The 1975 may have said it the best in their new song, "Love It If We Made It," when they proclaimed the statement "modernity has failed us". Now don't get me wrong – I, just like any other adolescent on their phone, love going for midnight fast-food runs and incessantly tweeting the random and unnecessary thoughts that pop into my head. I might as well personify a modern-day millennial with how often I post on social media and the control technology has over almost every aspect of my life.
I say "almost" because the one arena in which Instagram, Facebook, and Twitter holds absolutely zero precedences over my choices is dating.
Aside from jokingly downloading Tinder a time or two during overnight debate trips or catfishing people on OkCupid when I was in middle school with my friends, I've never really been interested in the realm of online dating. Even though my love life has been relatively dry throughout my eighteen years, I've always felt as though the best way to forge and navigate a romantic connection isn't from somebody you met through an app, and this isn't because apps like Tinder or Bumble are notorious among baby boomers as "hookup apps". It's because I firmly believe that the premise of online dating isn't the most genuine form of connection one can have.
People always put their best foot forward on social media. I look at my own Instagram and I see rows of concerts, vacations, and highlights from my high school career against a backdrop of Idaho sunsets and the occasional quote or artsy shot. My Facebook forces you to view me through rose-colored glasses. In reality, I've only been to a few concerts that were planned last-minute, my vacations are really school trips where I didn't get to spend the majority of my time exploring Japan or lounging outside in Florida, and my high school career will never be considered a highlight in the grand scheme of my life. Why would it be any different with Tinder? When people are searching for love, of course, they're going to include the pictures that make them seem the most appealing.
Whether it be FaceTuning that one selfie to the point that it renders you almost unrecognizable, or an overly-altruistic bio that makes people really think you are somehow a successful entrepreneur and film director at 22, dating apps help people hide behind a mask of who they truly are. This can lead to many issues further on in a relationship – take, for example, someone who may end up in an abusive relationship because of lies established on a site like Bumble and didn't seem fishy after a few dates.
The culture of "swiping" isn't necessarily the root cause of an increase in divorce rates or delayed marriages, but it does lead to an increase in ego.
In a study cited in Psychology Today, people reported joining Tinder in search of a romantic relationship almost as much as they reported joining it seeking self-validation. Websites like this are an ego boost, and sometimes, an unhealthy one, as people often aren't clear about their intentions upon signing up. However, those who don't match as frequently with others or use the app with minimal success may feel rejected.

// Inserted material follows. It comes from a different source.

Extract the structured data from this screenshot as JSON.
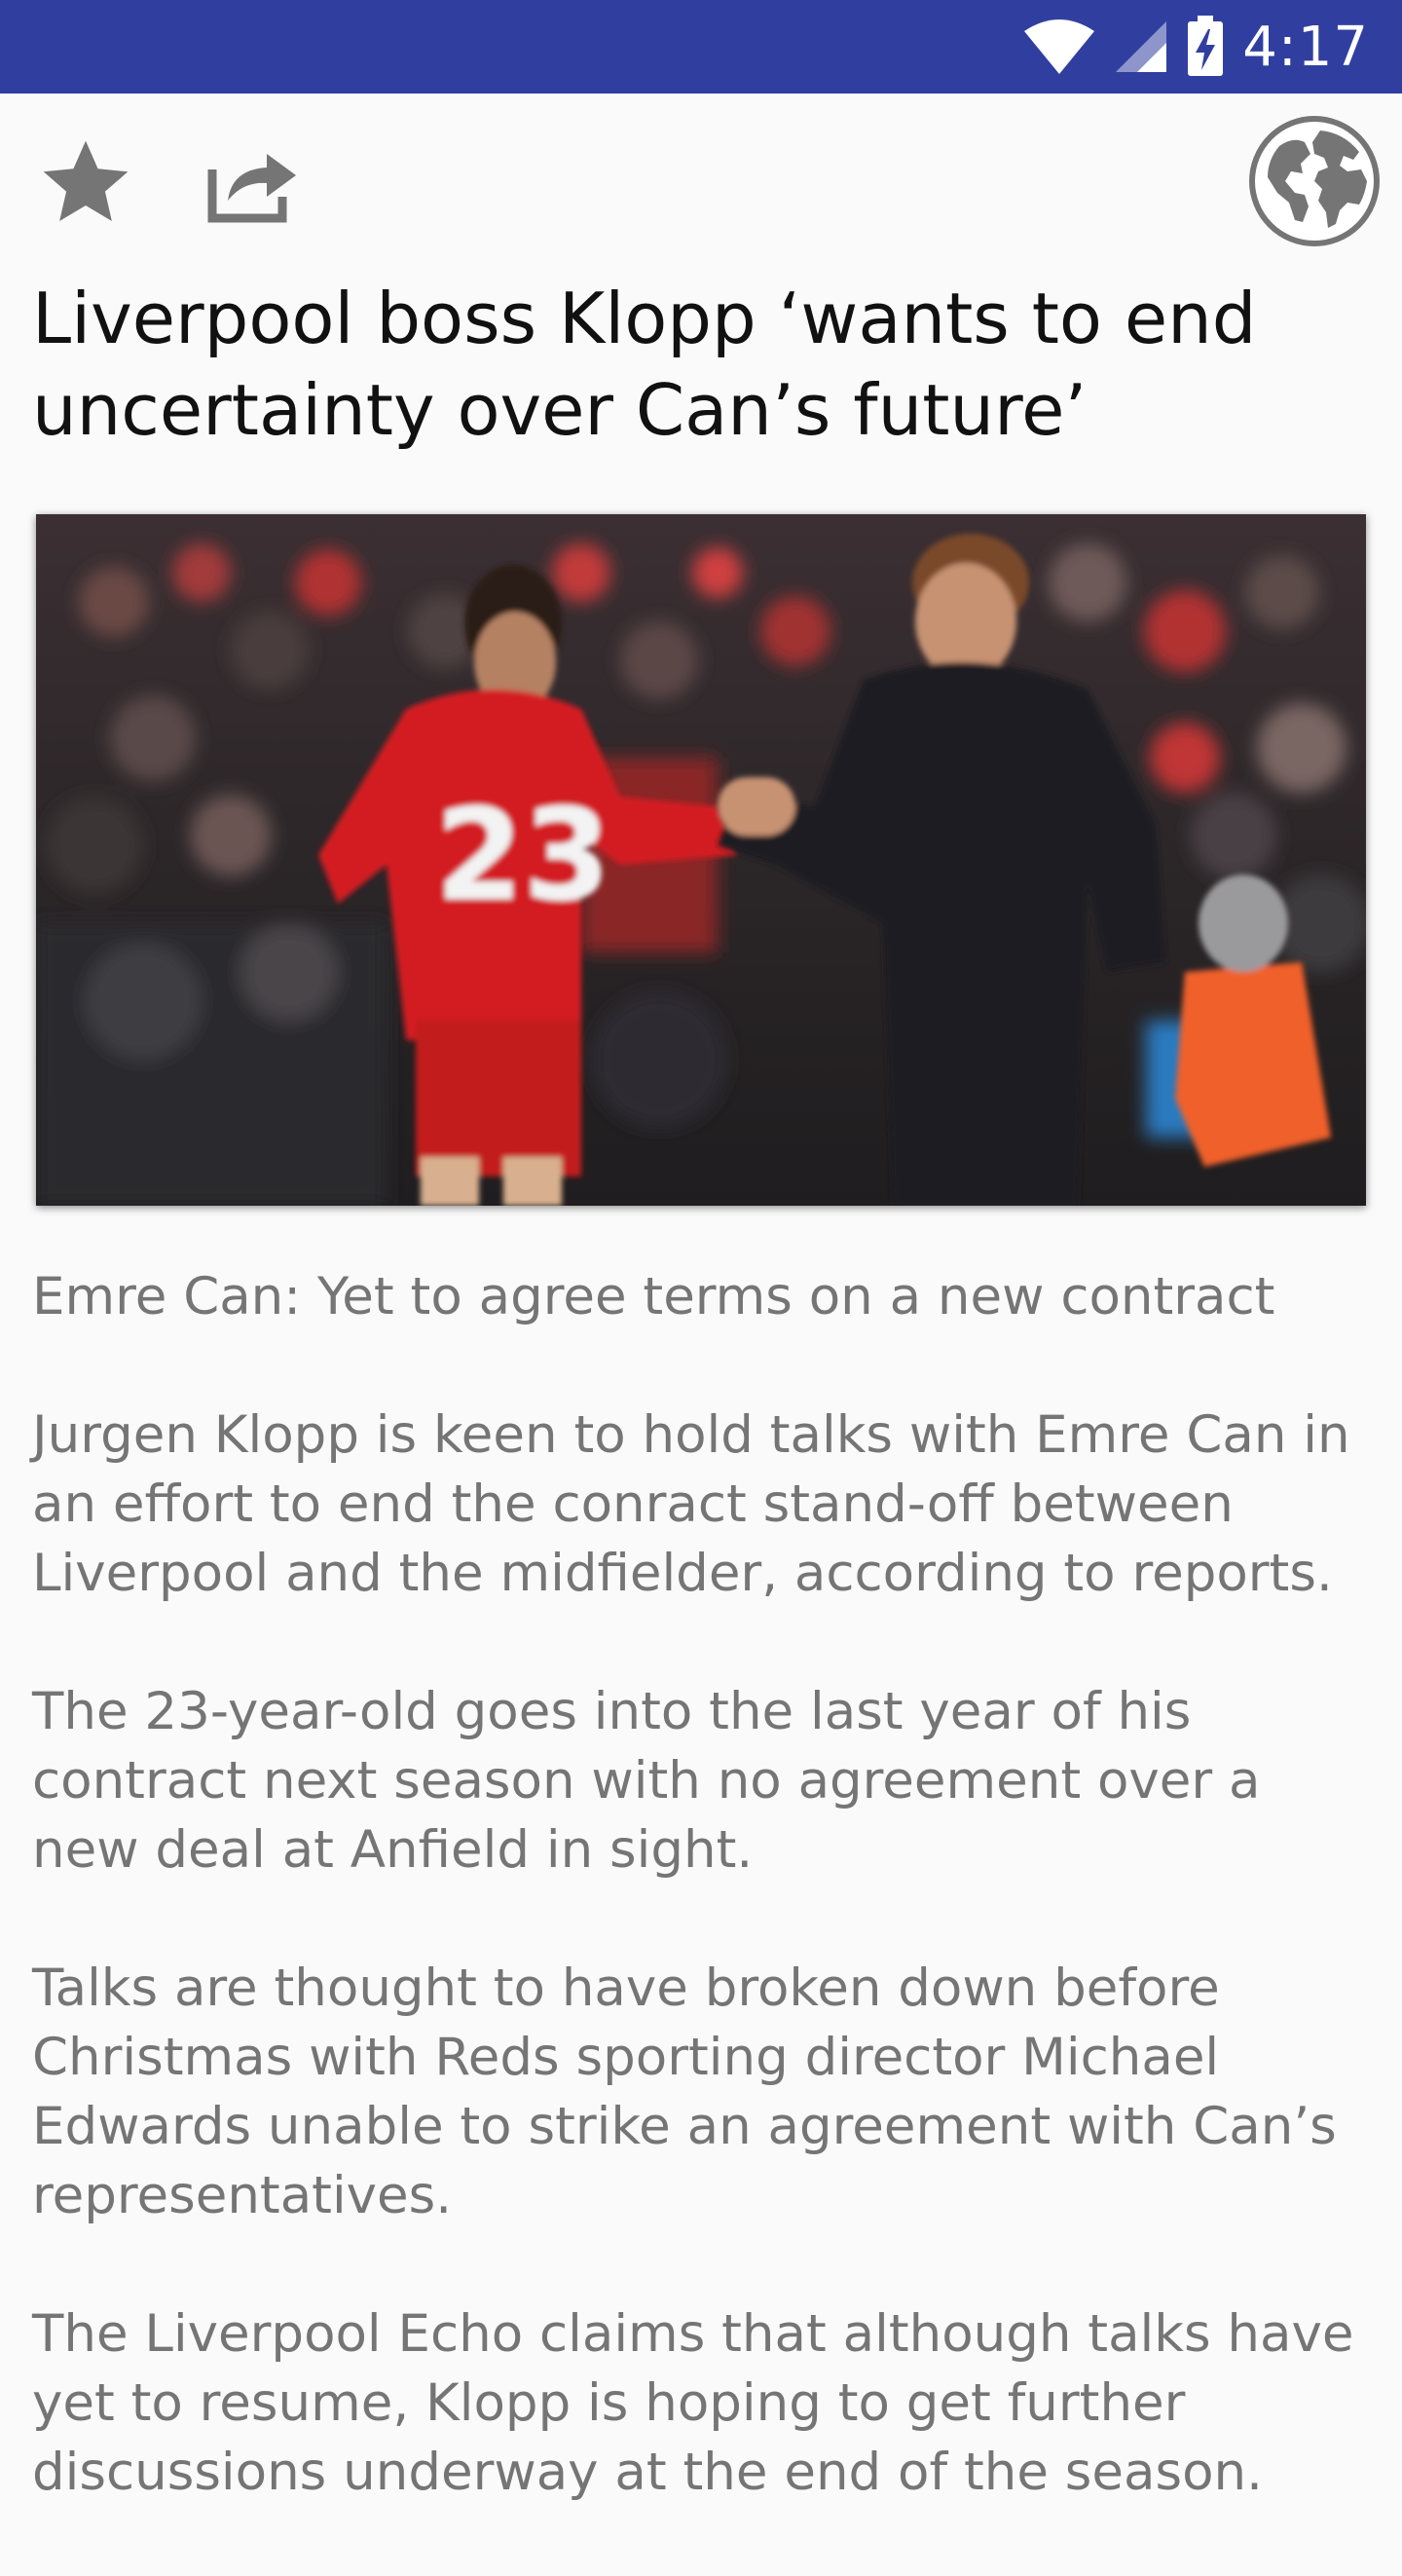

This doesn't just include heterosexual people, either. According to Michael Hobbes for the Huffington Post in 2017, gay men struggle with a fear of rejection from growing up in the closet. Hookup apps such as Tinder, Grindr, and other websites can drag them into a world of hard drugs, bad choices, and risky sex because they're so scared of being rejected by not only their partners but by the community. When LGBT individuals, specifically gay men as the article writes, experience rejection from a potential partner it feels like rejection from the entire community's friendship and rejection from ever being able to find love.
I've heard of Tinder success stories, and even popular influencers such as Shane Dawson have forged romance over Bumble. But for someone like me who falls in love with personality over persona, neither seem like an appealing prospect. Fostering a healthy relationship based on genuine human contact versus whether or not they caught my eye in a pool of other 18 to 22-year-old singles within a fifty-mile radius of me sounds a whole heck of a lot better and more rewarding. Maybe The 1975 was right, and the issues associated with dating apps are part of the reason that modernity has failed us.